Many of you know the hard work that has gone into building an endowment that continues to serve us well despite market losses. It serves us so well because the Rector and Visitors have exercised the authority to adjust payouts when that is the appropriate thing to do. They did this last year, and virtually all academic programs, as well as our financial aid programs for students, benefited. I believe in the long-term value of both the endowment that we have built and the authority that the Rector and Visitors exercise over it.
Along with Mr. Sandridge, Dr. Garson, Mr. Howell, and the Rector and Visitors, I believe also in meeting current obligations. This is why the deans, Mr. Sweeney, our fundraising staff, and I will be working especially hard to seek gifts throughout the summer and fall.

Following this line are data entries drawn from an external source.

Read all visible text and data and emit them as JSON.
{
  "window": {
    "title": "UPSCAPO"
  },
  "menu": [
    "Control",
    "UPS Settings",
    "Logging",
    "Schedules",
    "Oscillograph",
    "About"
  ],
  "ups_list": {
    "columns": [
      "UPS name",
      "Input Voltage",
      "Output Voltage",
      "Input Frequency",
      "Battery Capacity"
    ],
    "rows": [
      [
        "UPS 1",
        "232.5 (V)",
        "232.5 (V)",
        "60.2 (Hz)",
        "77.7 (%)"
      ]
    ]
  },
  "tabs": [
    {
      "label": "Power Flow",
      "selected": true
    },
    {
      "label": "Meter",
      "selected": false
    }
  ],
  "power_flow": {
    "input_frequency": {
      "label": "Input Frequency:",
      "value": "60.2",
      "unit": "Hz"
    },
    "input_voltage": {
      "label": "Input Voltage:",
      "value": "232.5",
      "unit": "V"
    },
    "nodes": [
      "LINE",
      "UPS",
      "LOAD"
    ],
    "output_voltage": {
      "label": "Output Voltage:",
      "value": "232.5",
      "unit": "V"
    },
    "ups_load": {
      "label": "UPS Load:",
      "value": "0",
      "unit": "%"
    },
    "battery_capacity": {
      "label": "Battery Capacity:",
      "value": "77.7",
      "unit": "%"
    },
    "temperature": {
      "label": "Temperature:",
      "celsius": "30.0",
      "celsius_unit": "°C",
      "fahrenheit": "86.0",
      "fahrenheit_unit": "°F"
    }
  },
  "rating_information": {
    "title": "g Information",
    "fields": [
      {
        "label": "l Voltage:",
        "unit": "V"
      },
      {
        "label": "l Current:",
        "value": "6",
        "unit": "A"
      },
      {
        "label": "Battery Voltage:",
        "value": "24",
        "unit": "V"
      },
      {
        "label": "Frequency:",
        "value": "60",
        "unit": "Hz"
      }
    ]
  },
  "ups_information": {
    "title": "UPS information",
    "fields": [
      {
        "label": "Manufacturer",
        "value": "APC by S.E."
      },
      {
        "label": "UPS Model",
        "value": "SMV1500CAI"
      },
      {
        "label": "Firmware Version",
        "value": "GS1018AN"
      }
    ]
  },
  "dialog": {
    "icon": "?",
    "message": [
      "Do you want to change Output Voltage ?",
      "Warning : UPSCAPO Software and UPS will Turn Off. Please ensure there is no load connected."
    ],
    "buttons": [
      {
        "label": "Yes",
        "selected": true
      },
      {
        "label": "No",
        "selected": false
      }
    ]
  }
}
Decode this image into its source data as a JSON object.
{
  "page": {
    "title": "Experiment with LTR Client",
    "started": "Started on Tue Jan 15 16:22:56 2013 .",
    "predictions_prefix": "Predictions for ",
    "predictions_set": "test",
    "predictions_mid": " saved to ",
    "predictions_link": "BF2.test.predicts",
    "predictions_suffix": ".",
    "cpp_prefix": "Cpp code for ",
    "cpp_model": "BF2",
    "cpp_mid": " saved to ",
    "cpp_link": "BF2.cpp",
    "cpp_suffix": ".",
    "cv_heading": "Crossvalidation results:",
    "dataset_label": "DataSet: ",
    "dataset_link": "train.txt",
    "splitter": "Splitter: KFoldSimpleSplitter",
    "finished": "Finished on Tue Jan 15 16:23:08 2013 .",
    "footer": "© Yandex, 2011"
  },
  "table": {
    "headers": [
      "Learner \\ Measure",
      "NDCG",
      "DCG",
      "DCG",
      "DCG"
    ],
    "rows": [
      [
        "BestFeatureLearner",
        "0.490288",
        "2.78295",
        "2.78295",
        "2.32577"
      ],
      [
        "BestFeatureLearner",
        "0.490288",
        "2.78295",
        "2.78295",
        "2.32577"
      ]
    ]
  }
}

Our experience in the early 1990s, when sudden and singularly vicious state cuts were even more common than they are now, was that persons who responded to the appeal for immediate gifts to support the core functions also responded in due course to the case made for the capital fund campaign of 1995-2000 and to the current campaign.
Economies run in cycles. In this cycle, our job is to focus large numbers of new donors on immediate needs. As times improve, we will make the University's quality and character visible enough and compelling enough to persuade those same donors to stay with us for the long haul, to do what their predecessors have done to build the strength that we have now.
Our volunteer and professional fund raisers are now the best in the country. Despite the recession and what may seem to be a daily deluge of bad news about Virginia's economy (for that matter, the national economy and the global economy), our fundraisers have just received a 2009 CASE Wealth Engine Award. CASE is the national professional organization for people who raise money. This award is CASE's recognition for the very best in that profession. This award places Mr. Sweeney and those who work with him, if not at the top nationally in raising private funds, very near it, perhaps among the top two or three. We need these people especially now.
In the near future, tuition and fees will almost certainly rise again, either permanently or by way of surcharges, as we distribute the cuts that will come to us this fall. My guess is that increases will come for in-state and out-of-state students and for undergraduate and graduate students. We will meet our students' demonstrated financial need: the Rector and Visitors' commitment to that purpose is as firm as any commitment I have seen here.
In the somewhat more distant future, probably after my time but well within the time of many of you who read this letter, we will learn to earn additional revenues through extended teaching by computer and other means and to feed this new money into the core budget, and perhaps in other ways to become increasingly self-sufficient.
This letter, however, is about what we do now.
No university is better equipped than we are to manage our way through the cuts that have come our way because we are a public enterprise. None is better equipped to do what we must do both to capitalize on large philanthropy when that is within reach and to attract the smaller gifts that we must find to keep the momentum that we have, this day and this month, as we become even more self-sufficient, more productive, perhaps leaner and tougher than we have ever before had to be -- even more the University that Thomas Jefferson dreamed of building.